In high school my sophomore year boyfriend, a former honors student and captain of his lacrosse team, started smoking weed after we broke up. He ended up getting kicked off the team and failing out of school. It only confirmed my every fear of the fall one takes when one experiments with drugs. Even at age 16, an age where you might not want to broadcast just how drug free and straight edge you are, I was running stop smoking programs in the student center at my school. I would shake pictures of darkened, damaged lungs at fellow classmates.

So, yeah, I was THAT girl. But despite my lack of experience with marijuana, I found Pineapple Express to be mostly hilarious. I laughed loud and often. Seth Rogen and James Franco were awesome together, and I have a newfound respect for James Franco after his performance as the ultimate pothead. My only criticism would be some of the violence at the end. Violence doesn’t bother me (two of my favorite movies are Die Hard and True Romance), but it seemed like overkill.
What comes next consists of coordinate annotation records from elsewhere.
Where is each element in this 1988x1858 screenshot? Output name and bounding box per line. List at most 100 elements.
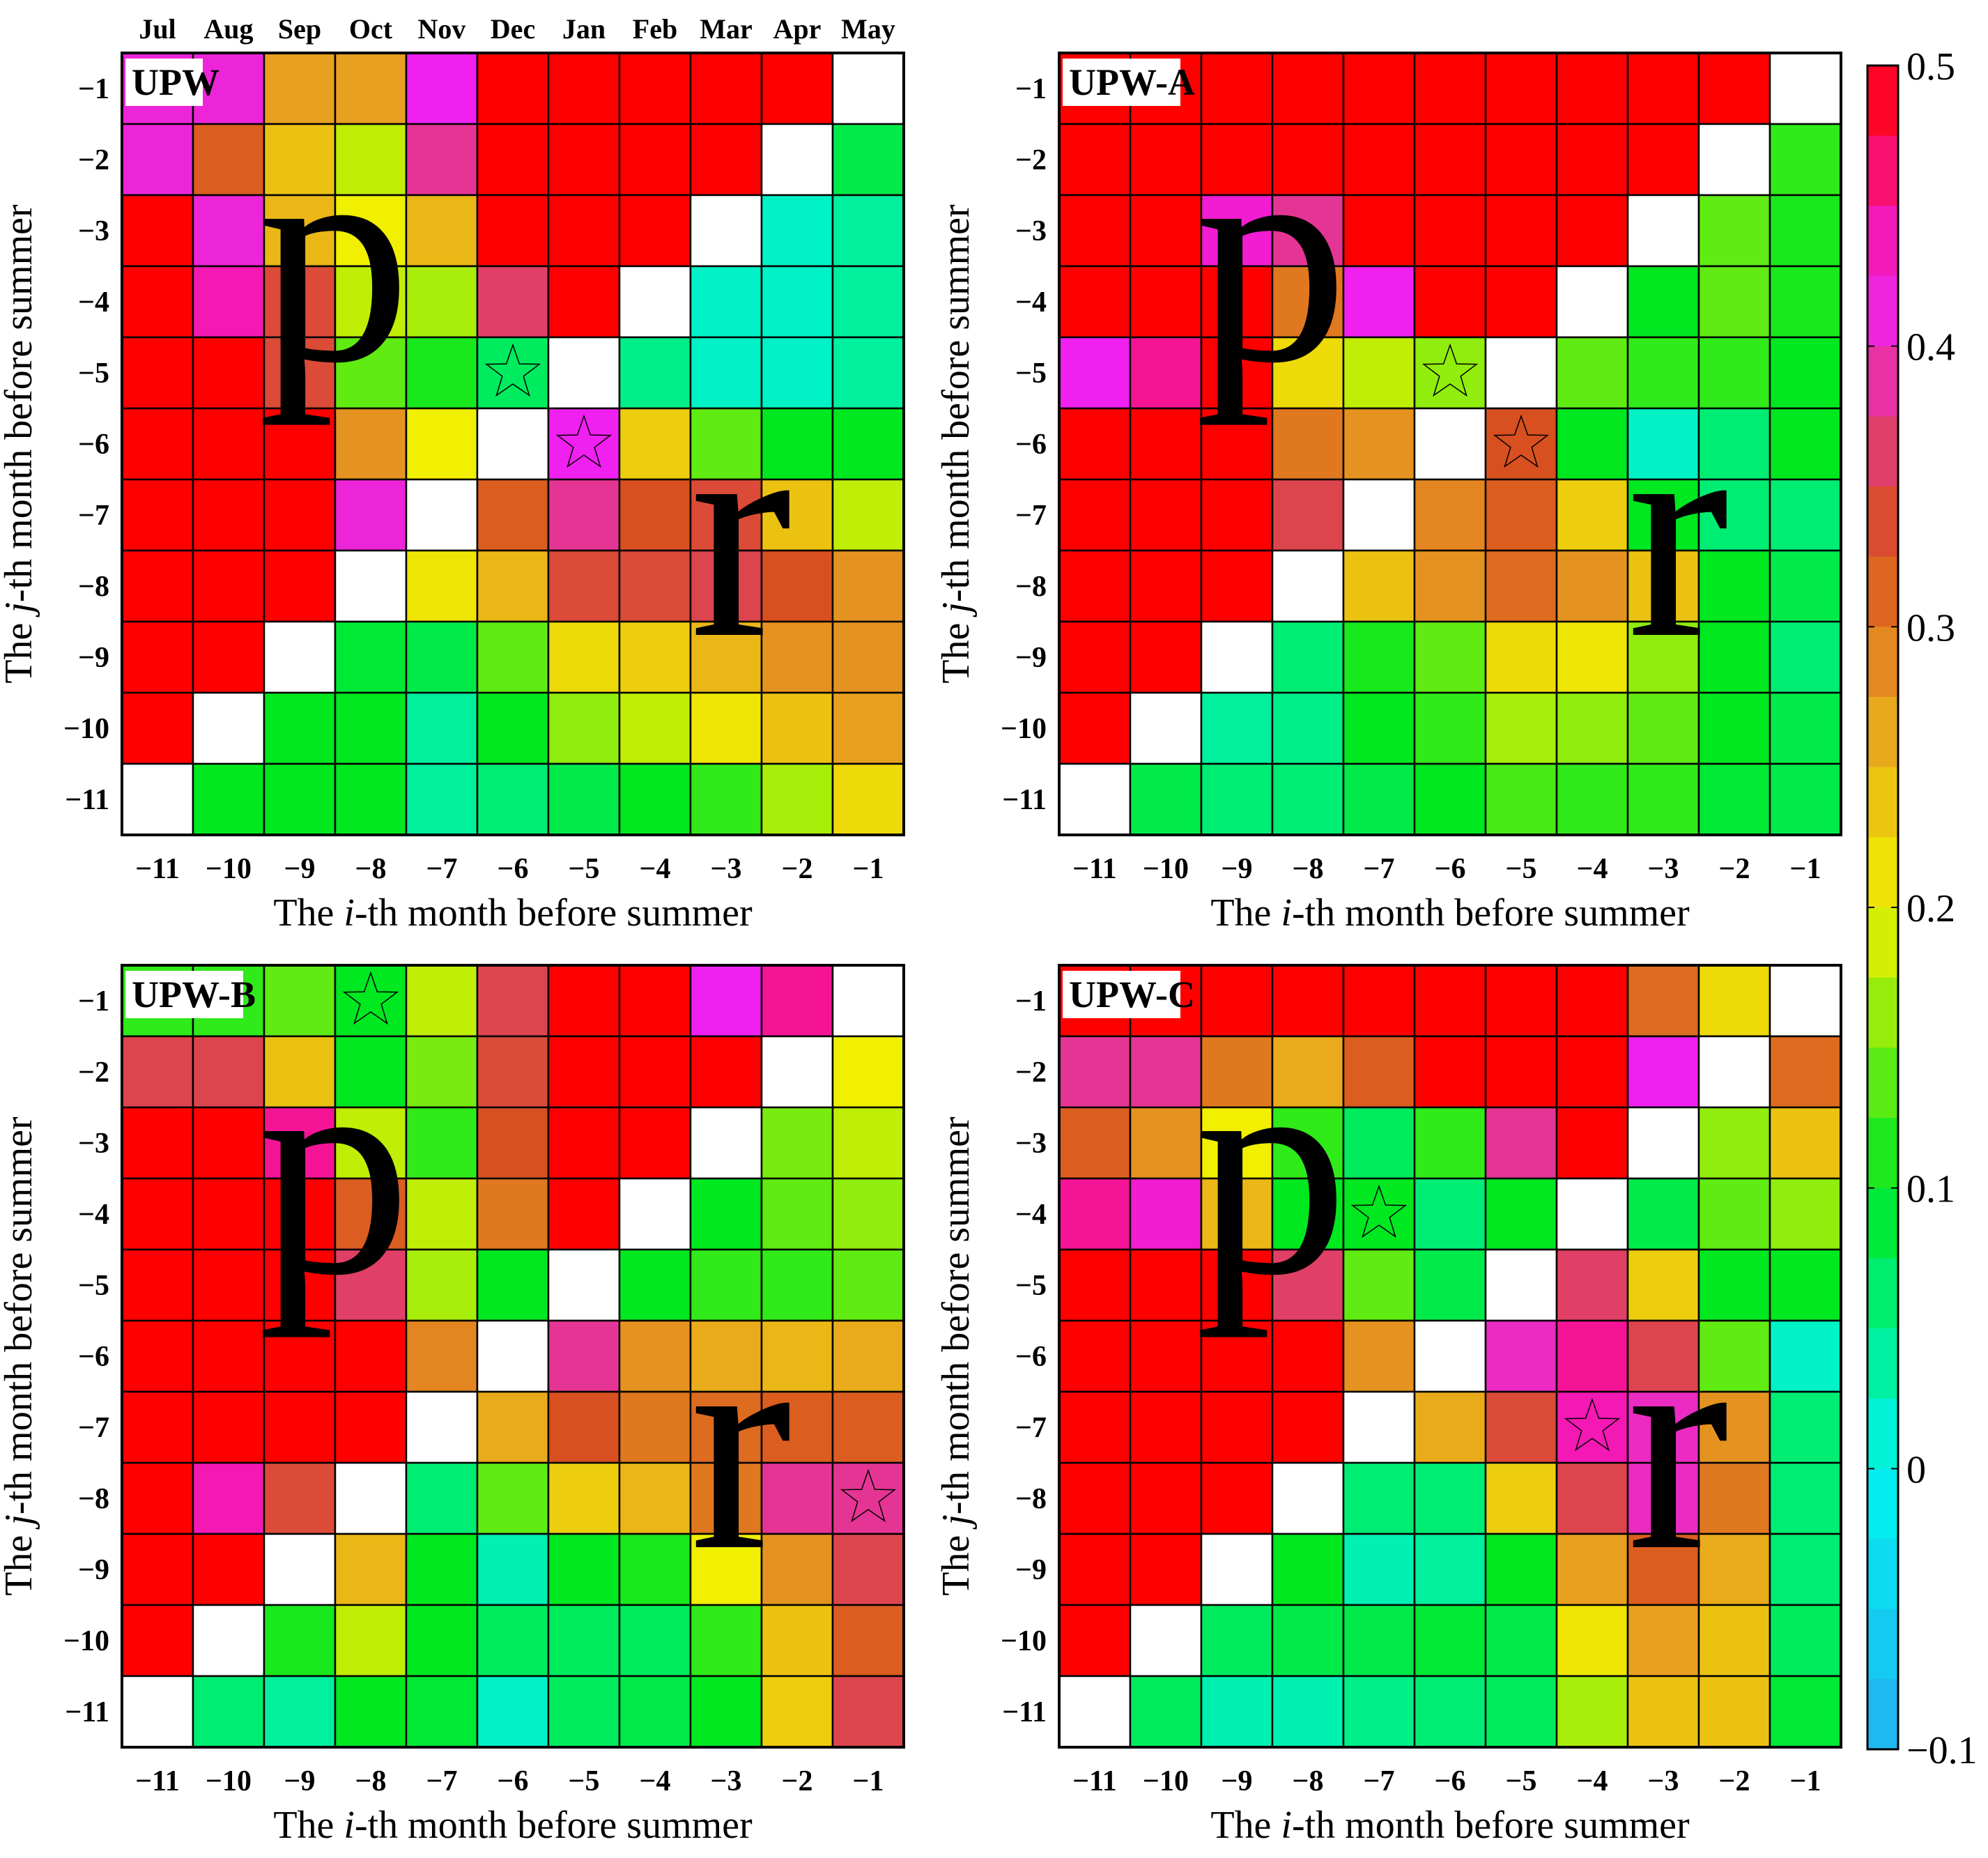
heatmap-cell (476, 52, 550, 125)
colorbar-segment (1867, 1539, 1898, 1610)
heatmap-cell (1129, 336, 1203, 410)
heatmap-cell (1697, 964, 1771, 1038)
y-tick-label: −9 (1015, 1554, 1047, 1586)
heatmap-cell (121, 1604, 194, 1677)
heatmap-cell (192, 336, 265, 410)
heatmap-cell (263, 691, 337, 765)
heatmap-cell (1342, 691, 1416, 765)
heatmap-cell (547, 1106, 621, 1180)
heatmap-cell (547, 549, 621, 623)
x-tick-label: −2 (782, 853, 813, 885)
colorbar-segment (1867, 1258, 1898, 1329)
heatmap-cell (405, 964, 479, 1038)
heatmap-cell (1200, 1604, 1274, 1677)
y-tick-label: −8 (78, 1483, 109, 1515)
heatmap-cell (1271, 407, 1345, 481)
y-tick-label: −10 (1001, 713, 1047, 745)
heatmap-cell (334, 123, 408, 197)
x-tick-label: −10 (1143, 853, 1189, 885)
colorbar-segment (1867, 135, 1898, 206)
heatmap-diagonal-cell (618, 1177, 692, 1251)
heatmap-cell (831, 265, 905, 339)
heatmap-cell (1200, 1461, 1274, 1535)
heatmap-cell (1555, 407, 1629, 481)
x-tick-label: −2 (1719, 853, 1750, 885)
month-label: Oct (349, 13, 393, 45)
heatmap-cell (334, 1390, 408, 1464)
heatmap-cell (1342, 964, 1416, 1038)
heatmap-cell (1271, 194, 1345, 268)
heatmap-cell (192, 620, 265, 694)
heatmap-cell (1058, 620, 1132, 694)
heatmap-cell (547, 1319, 621, 1393)
heatmap-diagonal-cell (1271, 1461, 1345, 1535)
heatmap-cell (1058, 549, 1132, 623)
x-tick-label: −1 (853, 1765, 884, 1797)
heatmap-cell (1697, 1604, 1771, 1677)
heatmap-cell (1769, 1461, 1842, 1535)
colorbar-segment (1867, 627, 1898, 698)
month-label: Jul (139, 13, 176, 45)
heatmap-cell (334, 1248, 408, 1322)
heatmap-cell (1129, 1035, 1203, 1109)
heatmap-cell (1058, 336, 1132, 410)
heatmap-cell (760, 194, 834, 268)
y-tick-label: −7 (78, 1412, 109, 1444)
heatmap-cell (1058, 1035, 1132, 1109)
heatmap-cell (1769, 1390, 1842, 1464)
heatmap-diagonal-cell (1769, 52, 1842, 125)
heatmap-cell (1484, 1533, 1558, 1606)
heatmap-cell (263, 1106, 337, 1180)
heatmap-cell (1769, 620, 1842, 694)
heatmap-diagonal-cell (1200, 620, 1274, 694)
heatmap-cell (1484, 1177, 1558, 1251)
heatmap-cell (1200, 762, 1274, 836)
heatmap-diagonal-cell (121, 762, 194, 836)
heatmap-diagonal-cell (192, 1604, 265, 1677)
x-tick-label: −9 (1222, 853, 1253, 885)
y-tick-label: −10 (1001, 1625, 1047, 1657)
heatmap-cell (547, 265, 621, 339)
month-labels-row: Jul Aug Sep Oct Nov Dec Jan Feb Mar Apr May (139, 13, 895, 45)
heatmap-diagonal-cell (760, 123, 834, 197)
heatmap-cell (618, 549, 692, 623)
month-label: Apr (773, 13, 822, 45)
heatmap-cell (263, 549, 337, 623)
heatmap-cell (689, 265, 763, 339)
significance-star (840, 1468, 897, 1523)
heatmap-cell (760, 964, 834, 1038)
heatmap-cell (1555, 123, 1629, 197)
heatmap-cell (547, 1035, 621, 1109)
heatmap-cell (1626, 691, 1700, 765)
region-label-r: r (1627, 362, 1729, 702)
heatmap-cell (1413, 691, 1487, 765)
heatmap-cell (1200, 691, 1274, 765)
x-tick-label: −6 (498, 853, 529, 885)
heatmap-diagonal-cell (1342, 478, 1416, 552)
colorbar-segment (1867, 1047, 1898, 1119)
heatmap-cell (121, 478, 194, 552)
heatmap-cell (760, 407, 834, 481)
colorbar-segment (1867, 416, 1898, 487)
x-tick-label: −5 (1506, 1765, 1537, 1797)
x-tick-label: −3 (711, 853, 742, 885)
heatmap-cell (831, 1533, 905, 1606)
heatmap-diagonal-cell (1769, 964, 1842, 1038)
y-tick-label: −9 (78, 642, 109, 674)
heatmap-cell (1342, 1604, 1416, 1677)
heatmap-cell (1342, 762, 1416, 836)
heatmap-cell (1200, 1390, 1274, 1464)
heatmap-cell (263, 1390, 337, 1464)
heatmap-cell (1484, 549, 1558, 623)
colorbar-tick-label: 0.3 (1906, 606, 1955, 650)
heatmap-cell (476, 549, 550, 623)
heatmap-cell (121, 620, 194, 694)
heatmap-diagonal-cell (1058, 762, 1132, 836)
heatmap-cell (405, 123, 479, 197)
month-label: Feb (633, 13, 677, 45)
plot-frame (121, 964, 905, 1749)
heatmap-cell (1342, 1461, 1416, 1535)
x-tick-label: −11 (135, 853, 180, 885)
heatmap-diagonal-cell (1129, 691, 1203, 765)
y-tick-label: −7 (78, 500, 109, 532)
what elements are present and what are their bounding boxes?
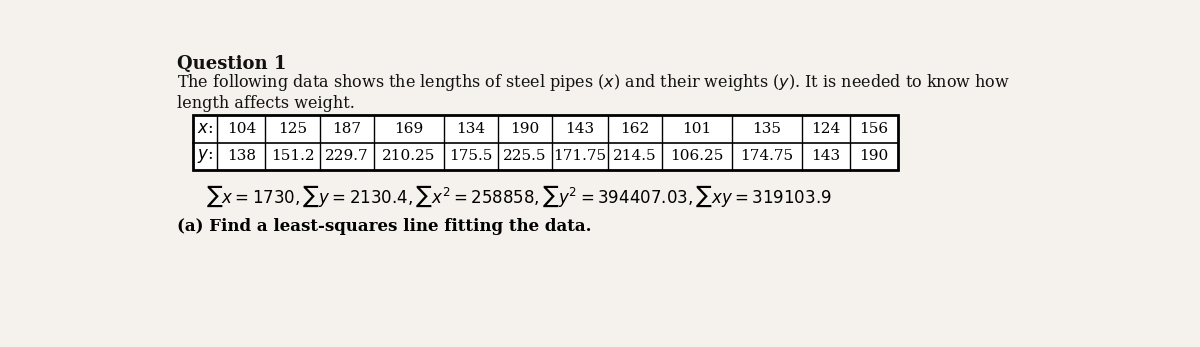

It kind of felt like someone just wanted to throw in a shitload of blood and crazy stunts, but then again blood and stunts are super fun. But the ending felt long and overly bloody and not as funny as the rest of the film, in my sober and nerdy opinion.

LA Viewers: This movie is worth paying matinee price at the Grove, but may not be worth full price at Arclight.
Translation for non-LA Natives: I’m happy I saw it in the theaters, but I wouldn’t call it a travesty if you waited for one of your stoner buddies to rent it from Netflix.